Despacio, poco a poco, se formó una estrella de puntas redondeadas en el medio.
Y de pronto, porque sí, porque él puede hacerlo, Dani le hizo un gesto al pibe de los chupetines. Desde que mis hijos ya no vienen y yo no le compro nada, creo que desaparecí de su horizonte. Ya no me ve. Me pregunto cuántos años tiene. ¿Trece, catorce? Dani lo llamó. No sé qué le dijo, seguramente ¿Querés?, o ¿Un poquito? (yo no hubiera sabido cómo invitarlo). Comieron juntos. Una calada cada uno, con una única cuchara que pasaba de mano en mano. Yo miraba.

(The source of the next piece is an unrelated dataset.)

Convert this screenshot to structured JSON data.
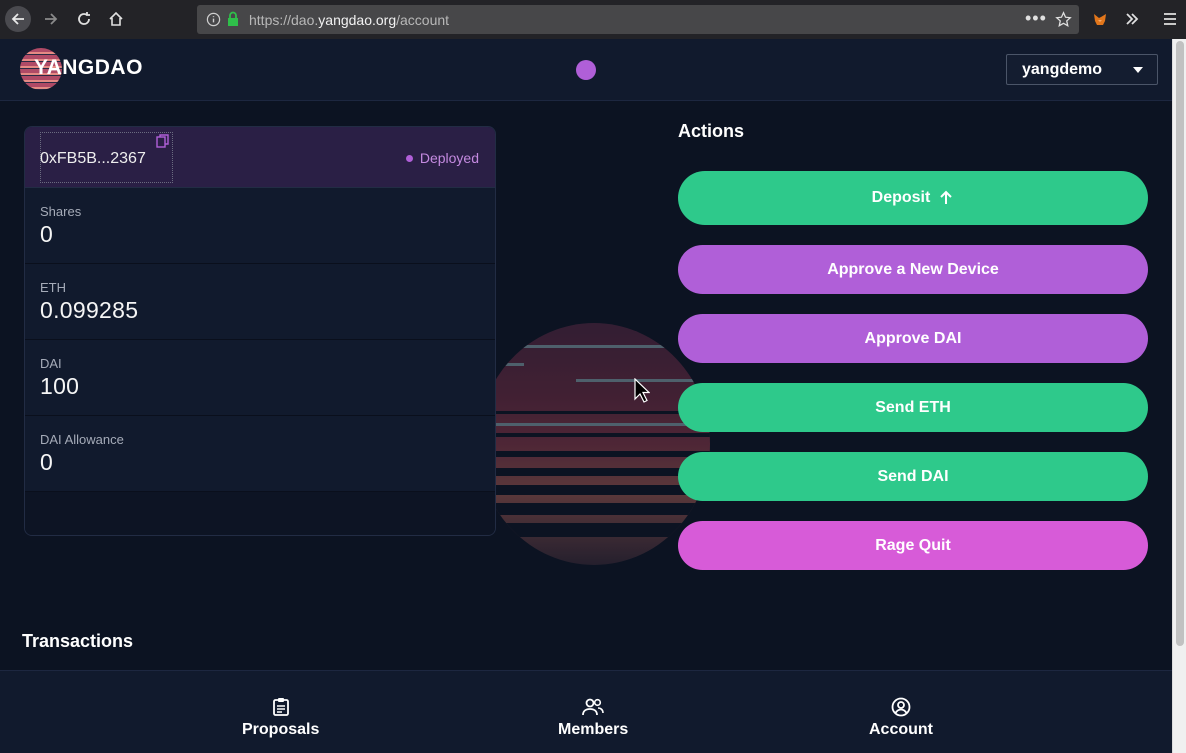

Verde, blanco, rojo, negro.
La estrella se hundía, como si estuviera a punto de estallar y convertirse en energía, en ese principio del universo que cuentan en los documentales.
Después, de pronto, el chico vio al hombre de los maníes en el parque, a la derecha. No sé quién es. Tal vez sea el padre, no estoy segura. El chico le tiene le miedo. Esa tarde, se fue corriendo. No se despidió de Dani, no dijo Chau, no dijo Gracias. Tenía el puño cerrado con fuerza alrededor de la cuchara, al costado del cuerpo. Dani no lo llamó para que se la devolviera.

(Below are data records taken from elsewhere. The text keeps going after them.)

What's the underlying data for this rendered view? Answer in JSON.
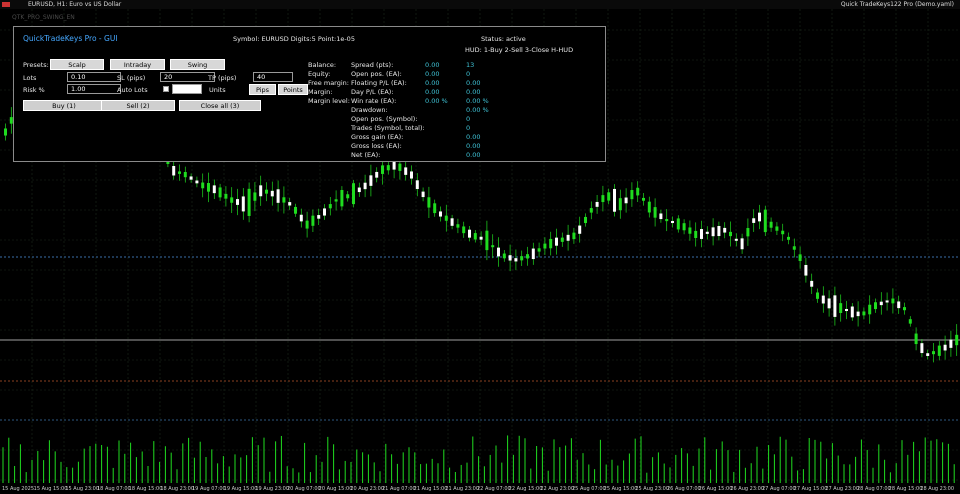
{
  "window": {
    "left_title": "EURUSD, H1: Euro vs US Dollar",
    "right_title": "Quick TradeKeys122 Pro (Demo.yaml)",
    "sub_title": "QTK_PRO_SWING_EN"
  },
  "panel": {
    "title": "QuickTradeKeys Pro - GUI",
    "symbol_info": "Symbol: EURUSD  Digits:5  Point:1e-05",
    "status": "Status: active",
    "hud_help": "HUD: 1-Buy  2-Sell  3-Close  H-HUD",
    "presets_label": "Presets:",
    "presets": [
      "Scalp",
      "Intraday",
      "Swing"
    ],
    "lots_label": "Lots",
    "lots_value": "0.10",
    "sl_label": "SL (pips)",
    "sl_value": "20",
    "tp_label": "TP (pips)",
    "tp_value": "40",
    "risk_label": "Risk %",
    "risk_value": "1.00",
    "autolots_label": "Auto Lots",
    "units_label": "Units",
    "units_buttons": [
      "Pips",
      "Points"
    ],
    "actions": [
      "Buy (1)",
      "Sell (2)",
      "Close all (3)"
    ],
    "account_labels": [
      "Balance:",
      "Equity:",
      "Free margin:",
      "Margin:",
      "Margin level:"
    ],
    "stats": [
      {
        "label": "Spread (pts):",
        "v1": "0.00",
        "v2": "13"
      },
      {
        "label": "Open pos. (EA):",
        "v1": "0.00",
        "v2": "0"
      },
      {
        "label": "Floating P/L (EA):",
        "v1": "0.00",
        "v2": "0.00"
      },
      {
        "label": "Day P/L (EA):",
        "v1": "0.00",
        "v2": "0.00"
      },
      {
        "label": "Win rate (EA):",
        "v1": "0.00 %",
        "v2": "0.00 %"
      },
      {
        "label": "Drawdown:",
        "v1": "",
        "v2": "0.00 %"
      },
      {
        "label": "Open pos. (Symbol):",
        "v1": "",
        "v2": "0"
      },
      {
        "label": "Trades (Symbol, total):",
        "v1": "",
        "v2": "0"
      },
      {
        "label": "Gross gain (EA):",
        "v1": "",
        "v2": "0.00"
      },
      {
        "label": "Gross loss (EA):",
        "v1": "",
        "v2": "0.00"
      },
      {
        "label": "Net (EA):",
        "v1": "",
        "v2": "0.00"
      }
    ]
  },
  "time_axis": [
    "15 Aug 2025",
    "15 Aug 15:00",
    "15 Aug 23:00",
    "18 Aug 07:00",
    "18 Aug 15:00",
    "18 Aug 23:00",
    "19 Aug 07:00",
    "19 Aug 15:00",
    "19 Aug 23:00",
    "20 Aug 07:00",
    "20 Aug 15:00",
    "20 Aug 23:00",
    "21 Aug 07:00",
    "21 Aug 15:00",
    "21 Aug 23:00",
    "22 Aug 07:00",
    "22 Aug 15:00",
    "22 Aug 23:00",
    "25 Aug 07:00",
    "25 Aug 15:00",
    "25 Aug 23:00",
    "26 Aug 07:00",
    "26 Aug 15:00",
    "26 Aug 23:00",
    "27 Aug 07:00",
    "27 Aug 15:00",
    "27 Aug 23:00",
    "28 Aug 07:00",
    "28 Aug 15:00",
    "28 Aug 23:00"
  ],
  "colors": {
    "bull": "#ffffff",
    "bear": "#1fdc1f",
    "grid": "#1d2a1d",
    "bid_line": "#a0a0a0",
    "level_blue": "#3a6ea8",
    "level_orange": "#8a4020",
    "volume": "#1fdc1f"
  }
}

Me acuerdo de que pasó una nube sobre el sol. La sombra tapó el sendero de piedritas rojas. Seguimos al chico y al hombre con la vista hasta que doblaron hacia la fuente.
--La sandía me gusta porque nadie puede comerla solo –dijo Dani, de pronto, en el silencio --. Hay que compartirla.
No sé si lo hizo a propósito. Quizás fue sólo el reflejo de las palabras. Quizás se había olvidado por un instante de que No, gracias, yo no como sandía. Sacó el cortaplumas, abrió la cucharita incómoda, ridícula y me la puso en la mano.
Yo la hundí entre los rayos de la estrella. El sabor era una historia nueva que, por alguna razón, yo ya había escuchado antes.